Book Synopsis India and the Occult by : G. Djurdjevic
Download or read book India and the Occult written by G. Djurdjevic and published by Springer. This book was released on 2014-05-21 with total page 171 pages. Available in PDF, EPUB and Kindle. Book excerpt: India and the Occult explores the reception of Indian spirituality among Western occultists through case studies. Rather than focusing on the activities of Theosophical Society, India and the Occult looks at the 'hard-core' occultism, in particular the British 20th century currents associated with Aleister Crowley, Dion Fortune, Kenneth Grant, etc.

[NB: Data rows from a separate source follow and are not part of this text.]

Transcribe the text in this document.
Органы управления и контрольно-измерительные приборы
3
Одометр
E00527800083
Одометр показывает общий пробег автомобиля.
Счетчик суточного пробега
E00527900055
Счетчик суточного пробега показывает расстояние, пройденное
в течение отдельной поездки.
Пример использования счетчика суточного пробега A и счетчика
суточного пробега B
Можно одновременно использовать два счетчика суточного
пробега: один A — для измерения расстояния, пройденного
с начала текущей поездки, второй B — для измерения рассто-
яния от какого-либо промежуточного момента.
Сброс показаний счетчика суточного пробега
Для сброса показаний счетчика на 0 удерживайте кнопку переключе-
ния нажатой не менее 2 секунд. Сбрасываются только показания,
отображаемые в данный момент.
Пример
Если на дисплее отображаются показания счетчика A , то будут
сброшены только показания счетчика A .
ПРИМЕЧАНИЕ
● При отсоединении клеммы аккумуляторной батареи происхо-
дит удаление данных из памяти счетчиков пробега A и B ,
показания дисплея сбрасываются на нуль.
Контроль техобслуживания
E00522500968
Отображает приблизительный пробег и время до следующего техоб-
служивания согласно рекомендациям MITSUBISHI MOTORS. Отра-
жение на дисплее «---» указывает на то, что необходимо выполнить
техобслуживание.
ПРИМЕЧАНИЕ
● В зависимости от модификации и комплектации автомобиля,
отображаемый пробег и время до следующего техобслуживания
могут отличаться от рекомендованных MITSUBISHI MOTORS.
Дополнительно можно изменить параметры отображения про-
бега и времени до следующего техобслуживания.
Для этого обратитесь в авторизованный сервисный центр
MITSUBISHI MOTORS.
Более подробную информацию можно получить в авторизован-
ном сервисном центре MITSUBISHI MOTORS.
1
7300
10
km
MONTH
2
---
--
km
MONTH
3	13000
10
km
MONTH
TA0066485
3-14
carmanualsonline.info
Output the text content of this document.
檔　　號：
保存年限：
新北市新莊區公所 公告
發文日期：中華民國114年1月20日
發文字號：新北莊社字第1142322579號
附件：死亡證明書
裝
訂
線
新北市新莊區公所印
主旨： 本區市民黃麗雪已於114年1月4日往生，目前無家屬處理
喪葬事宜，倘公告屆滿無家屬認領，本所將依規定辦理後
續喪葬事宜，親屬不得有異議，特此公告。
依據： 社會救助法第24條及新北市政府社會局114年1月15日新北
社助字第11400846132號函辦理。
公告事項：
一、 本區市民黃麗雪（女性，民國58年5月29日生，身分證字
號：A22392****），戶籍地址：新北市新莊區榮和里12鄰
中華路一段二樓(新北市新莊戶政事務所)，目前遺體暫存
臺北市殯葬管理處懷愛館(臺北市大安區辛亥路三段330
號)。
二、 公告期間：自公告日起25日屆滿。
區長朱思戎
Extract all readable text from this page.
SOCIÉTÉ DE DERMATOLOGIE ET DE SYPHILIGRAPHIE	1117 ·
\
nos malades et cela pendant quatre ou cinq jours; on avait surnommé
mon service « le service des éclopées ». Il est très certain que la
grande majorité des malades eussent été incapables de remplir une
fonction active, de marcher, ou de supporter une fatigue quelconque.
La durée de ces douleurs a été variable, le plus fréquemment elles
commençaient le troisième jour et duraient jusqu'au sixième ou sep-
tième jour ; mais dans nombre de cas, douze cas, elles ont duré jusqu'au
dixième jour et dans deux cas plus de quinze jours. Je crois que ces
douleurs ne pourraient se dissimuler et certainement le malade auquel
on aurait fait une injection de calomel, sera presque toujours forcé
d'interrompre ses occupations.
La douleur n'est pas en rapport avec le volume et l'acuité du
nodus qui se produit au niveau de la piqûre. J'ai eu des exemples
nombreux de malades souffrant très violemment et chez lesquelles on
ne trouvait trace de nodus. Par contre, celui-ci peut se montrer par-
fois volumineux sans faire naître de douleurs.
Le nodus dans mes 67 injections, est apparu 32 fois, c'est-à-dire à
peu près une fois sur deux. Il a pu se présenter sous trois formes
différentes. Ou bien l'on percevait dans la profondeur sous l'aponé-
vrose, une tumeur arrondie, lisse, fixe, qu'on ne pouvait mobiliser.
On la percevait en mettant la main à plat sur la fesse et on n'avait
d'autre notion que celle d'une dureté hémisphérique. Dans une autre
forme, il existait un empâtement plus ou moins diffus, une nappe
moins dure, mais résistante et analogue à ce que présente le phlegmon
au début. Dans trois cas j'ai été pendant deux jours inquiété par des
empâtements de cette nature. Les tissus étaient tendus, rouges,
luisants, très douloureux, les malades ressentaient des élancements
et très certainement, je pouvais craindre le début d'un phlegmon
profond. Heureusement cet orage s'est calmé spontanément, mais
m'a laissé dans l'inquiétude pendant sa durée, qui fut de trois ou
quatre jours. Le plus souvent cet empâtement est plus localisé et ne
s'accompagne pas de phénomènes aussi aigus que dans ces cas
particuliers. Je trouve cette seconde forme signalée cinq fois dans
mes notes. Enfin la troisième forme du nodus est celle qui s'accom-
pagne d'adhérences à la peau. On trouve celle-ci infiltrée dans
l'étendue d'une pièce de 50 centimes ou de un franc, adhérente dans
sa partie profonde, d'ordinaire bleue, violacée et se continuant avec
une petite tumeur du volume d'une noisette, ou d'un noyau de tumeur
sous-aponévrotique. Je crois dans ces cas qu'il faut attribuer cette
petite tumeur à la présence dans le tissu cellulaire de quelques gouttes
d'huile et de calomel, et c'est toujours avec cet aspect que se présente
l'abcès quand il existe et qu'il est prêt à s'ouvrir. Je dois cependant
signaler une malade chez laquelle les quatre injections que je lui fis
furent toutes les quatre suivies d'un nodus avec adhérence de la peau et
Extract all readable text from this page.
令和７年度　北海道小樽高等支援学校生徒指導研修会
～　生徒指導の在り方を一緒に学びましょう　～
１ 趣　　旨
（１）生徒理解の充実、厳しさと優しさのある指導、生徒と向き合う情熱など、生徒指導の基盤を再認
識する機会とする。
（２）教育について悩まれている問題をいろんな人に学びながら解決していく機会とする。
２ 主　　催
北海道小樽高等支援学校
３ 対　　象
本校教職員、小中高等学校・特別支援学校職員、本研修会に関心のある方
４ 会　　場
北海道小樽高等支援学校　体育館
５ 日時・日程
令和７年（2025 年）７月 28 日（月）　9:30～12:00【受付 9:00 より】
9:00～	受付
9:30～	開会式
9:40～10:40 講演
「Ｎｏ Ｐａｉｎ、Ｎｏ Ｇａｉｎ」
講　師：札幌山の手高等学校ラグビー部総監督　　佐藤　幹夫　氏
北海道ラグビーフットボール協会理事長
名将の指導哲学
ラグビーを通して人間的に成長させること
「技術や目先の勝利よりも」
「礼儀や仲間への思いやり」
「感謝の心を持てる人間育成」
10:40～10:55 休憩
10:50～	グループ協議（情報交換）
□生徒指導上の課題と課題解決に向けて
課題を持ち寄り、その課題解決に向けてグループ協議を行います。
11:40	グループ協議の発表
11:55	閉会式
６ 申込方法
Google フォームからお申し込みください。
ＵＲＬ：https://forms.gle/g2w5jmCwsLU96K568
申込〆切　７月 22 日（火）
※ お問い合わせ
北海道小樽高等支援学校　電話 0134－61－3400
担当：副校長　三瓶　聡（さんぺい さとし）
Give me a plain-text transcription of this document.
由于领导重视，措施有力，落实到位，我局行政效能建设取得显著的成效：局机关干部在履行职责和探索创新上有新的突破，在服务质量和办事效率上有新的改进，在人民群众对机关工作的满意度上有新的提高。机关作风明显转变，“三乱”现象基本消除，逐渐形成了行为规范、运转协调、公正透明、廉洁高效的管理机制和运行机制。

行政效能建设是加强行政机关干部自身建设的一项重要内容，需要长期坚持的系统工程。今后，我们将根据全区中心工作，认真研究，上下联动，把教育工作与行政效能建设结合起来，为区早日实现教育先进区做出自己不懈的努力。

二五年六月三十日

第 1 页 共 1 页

Book Synopsis Dislocating Cultures by : Uma Narayan
Download or read book Dislocating Cultures written by Uma Narayan and published by Routledge. This book was released on 2013-04-15 with total page 233 pages. Available in PDF, EPUB and Kindle. Book excerpt: Dislocating Cultures takes aim at the related notions of nation, identity, and tradition to show how Western and Third World scholars have misrepresented Third World cultures and feminist agendas. Drawing attention to the political forces that have spawned, shaped, and perpetuated these misrepresentations since colonial times, Uma Narayan inspects the underlying problems which "culture" poses for the respect of difference and cross-cultural understanding. Questioning the problematic roles assigned to Third World subjects within multiculturalism, Narayan examines ways in which the flow of information across national contexts affects our understanding of issues. Dislocating Cultures contributes a philosophical perspective on areas of ongoing interest such as nationalism, post-colonial studies, and the cultural politics of debates over tradition and "westernization" in Third World contexts.